Kebanyakan iklan – iklan penawaran Or***ame dan online shop nya.
Laki – laki itu mengklik tulisan foto – foto.
“Astaghfirullah,, Novii,, Foto – foto kayak gini kok kamu upload di FB sih?”
Menggulir turun halaman foto.
“Astaghfirullah,, Aku baiknya kasih tahu Novi,”
Meraih hp nya. “Nov, baiknya kamu hapus deh foto – foto vulgar kamu yang di FB,”
Lalu mengirimkan pesan itu.
Sambil menunggu balasan, Reno kembali melihat – lihat foto – foto kekasihnya.
Laki – laki itu hendak mencari foto – foto Novi yang terbilang hot.
“Kenapa to, mas? Orang foto – foto aku,”, balas Novi.
“Tapi nggak pantas kalo kamu upload di FB, kan bisa kamu simpen sendiri,”
“Aku males ngapusinnya,” Sambil Novi menyisipkan emot kesal.
“Ya sudah sini kasih password nya aku yang hapusin aja,”
“Mas kok gitu sih? Terserah Novi dong mau Novi apain foto – foto itu,”
“Novi, foto – foto kamu itu mengundang nafsu yang ngelihatnya, Baiknya kamu hapus saja,”
“Ya itu kan urusan mereka mau nafsu atau enggak ngelihatin foto – foto gitu,”, balas cewek itu.
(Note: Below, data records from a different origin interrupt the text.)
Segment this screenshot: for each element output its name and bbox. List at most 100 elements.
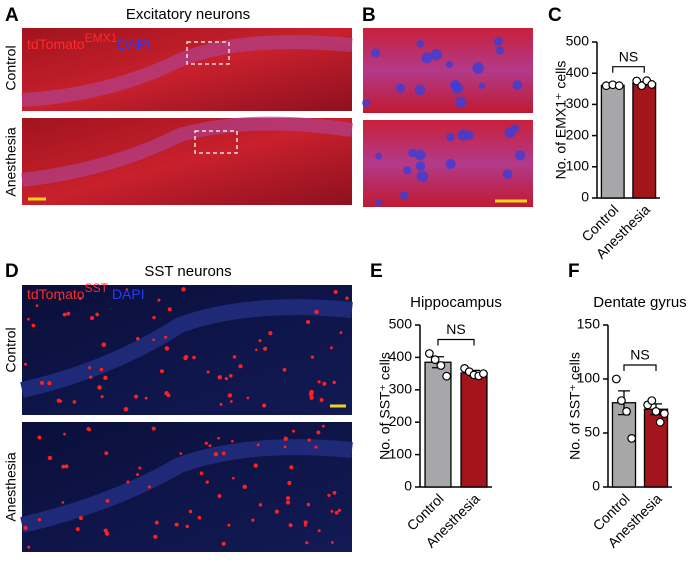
cell bbox=[61, 464, 66, 469]
stain-marker: tdTomato bbox=[27, 36, 85, 52]
cell bbox=[167, 307, 172, 312]
cell bbox=[183, 356, 188, 361]
significance-bracket bbox=[437, 338, 475, 346]
row-label: Anesthesia bbox=[3, 452, 19, 521]
nucleus bbox=[416, 170, 429, 183]
nucleus bbox=[362, 99, 370, 107]
cell bbox=[125, 288, 129, 291]
data-point bbox=[479, 369, 488, 379]
panel-label: B bbox=[362, 5, 376, 26]
nucleus bbox=[414, 84, 426, 96]
cell bbox=[192, 355, 196, 360]
cell bbox=[317, 529, 321, 533]
cell bbox=[303, 523, 307, 527]
cell bbox=[164, 335, 168, 339]
cell bbox=[78, 516, 84, 521]
row-label: Control bbox=[3, 45, 19, 90]
y-tick-label: 100 bbox=[389, 445, 413, 461]
cell bbox=[197, 515, 202, 520]
data-point bbox=[424, 349, 434, 358]
nucleus bbox=[403, 166, 412, 175]
cell bbox=[138, 466, 142, 470]
cell bbox=[345, 296, 349, 300]
cell bbox=[144, 396, 148, 400]
cell-layer bbox=[362, 36, 526, 207]
cell bbox=[317, 380, 321, 384]
cell bbox=[86, 426, 91, 431]
cell bbox=[309, 389, 314, 395]
cell bbox=[179, 452, 183, 456]
micrograph bbox=[363, 28, 533, 207]
cell bbox=[35, 304, 39, 307]
cell bbox=[100, 395, 104, 399]
cell bbox=[123, 406, 129, 412]
cell bbox=[316, 430, 321, 435]
cell bbox=[157, 298, 161, 302]
y-tick-label: 500 bbox=[566, 33, 590, 49]
cell bbox=[334, 510, 339, 515]
cell bbox=[103, 375, 108, 380]
cell bbox=[154, 520, 159, 525]
nucleus bbox=[370, 48, 381, 58]
y-axis-label: No. of SST⁺ cells bbox=[567, 352, 583, 460]
stain-label: tdTomatoSST DAPI bbox=[27, 281, 145, 302]
cell bbox=[221, 541, 226, 546]
cell bbox=[332, 490, 337, 495]
cell bbox=[330, 509, 334, 513]
cell bbox=[310, 355, 315, 359]
cell bbox=[227, 393, 233, 398]
nucleus bbox=[415, 161, 426, 171]
cell bbox=[321, 424, 325, 428]
cell bbox=[262, 403, 267, 408]
nucleus bbox=[457, 129, 470, 141]
cell bbox=[66, 311, 71, 316]
cell bbox=[303, 520, 308, 525]
cell bbox=[58, 298, 62, 301]
bar bbox=[611, 402, 637, 488]
cell bbox=[56, 398, 61, 403]
cell bbox=[104, 531, 110, 536]
cell bbox=[27, 317, 30, 321]
cell bbox=[332, 380, 336, 385]
cell bbox=[89, 315, 95, 321]
data-point bbox=[651, 407, 661, 416]
panel-label: F bbox=[568, 261, 580, 282]
cell bbox=[251, 518, 255, 522]
nucleus bbox=[445, 158, 456, 169]
micrograph bbox=[20, 285, 353, 552]
data-point bbox=[627, 434, 637, 443]
cell bbox=[268, 331, 273, 336]
cell bbox=[206, 370, 210, 374]
y-tick-label: 500 bbox=[389, 316, 413, 332]
y-tick-label: 400 bbox=[389, 348, 413, 364]
cell bbox=[227, 523, 231, 527]
y-tick-label: 200 bbox=[389, 413, 413, 429]
cell bbox=[27, 545, 31, 549]
cell bbox=[309, 395, 314, 400]
cell bbox=[166, 393, 171, 398]
y-tick-label: 100 bbox=[566, 158, 590, 174]
cell bbox=[199, 471, 204, 476]
cell bbox=[37, 518, 42, 522]
cell bbox=[104, 451, 109, 456]
cell bbox=[64, 464, 69, 469]
nucleus bbox=[472, 62, 484, 74]
cell bbox=[314, 445, 318, 449]
cell bbox=[181, 287, 186, 292]
cell bbox=[205, 480, 209, 484]
nucleus bbox=[430, 48, 443, 61]
cell bbox=[228, 373, 233, 378]
nucleus bbox=[375, 199, 383, 207]
cell bbox=[153, 534, 158, 539]
cell bbox=[88, 366, 92, 370]
panel-label: A bbox=[5, 5, 19, 26]
stain-marker: tdTomato bbox=[27, 286, 85, 302]
micrograph bbox=[21, 28, 354, 205]
cell bbox=[256, 443, 260, 447]
y-tick-label: 0 bbox=[581, 189, 589, 205]
data-point bbox=[647, 396, 657, 406]
cell bbox=[274, 509, 279, 514]
cell bbox=[230, 400, 233, 403]
cell bbox=[47, 455, 53, 461]
cell bbox=[255, 348, 258, 352]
“Novi, kamu tahu nggak akhlak dan tingkah laku istri bisa menjadi dosa ataupun pahala untuk suaminya?”
“Iya, iya,, Sebel deh kalo udah ngomong soal agama,”
“Ntar Novi hapusin semua foto – foto itu,”
“Makasih ya, Nov,, Gitu lebih baik,”, balas Reno.
Novi tidak membalas kiriman pesan itu.
XIV
Mendung yang menggantung di langit sejak sore, akhirnya menjadi hujan.
Begitu lebat, disertai petir – petir nan menggelegar dahsyat.
Suasana menjadi mencekam.
Apalagi ditambah hembusan angin yang marah.
Seolah – olah hendak menerbangkan atap – atap rumah, juga kesadaran manusia.
Rista berselimut hingga menutupi kepala.
Dirinya tampak takut dengan suara gelegar itu.
Kesadaran cewek itu terlihat gemetaran di dalam selimut.
Komat – kamit, Rista berdoa kepada Yang Kuasa.
Cewek itu berharap hujan nan lebat itu cepat berhenti.
“DUARR!!!” Tiba – tiba petir menggelegar tepat di atas kesadarannya.
“AAA,!!”, jerit Rista sambil menutupi kedua telinga. Dirinya semakin takut.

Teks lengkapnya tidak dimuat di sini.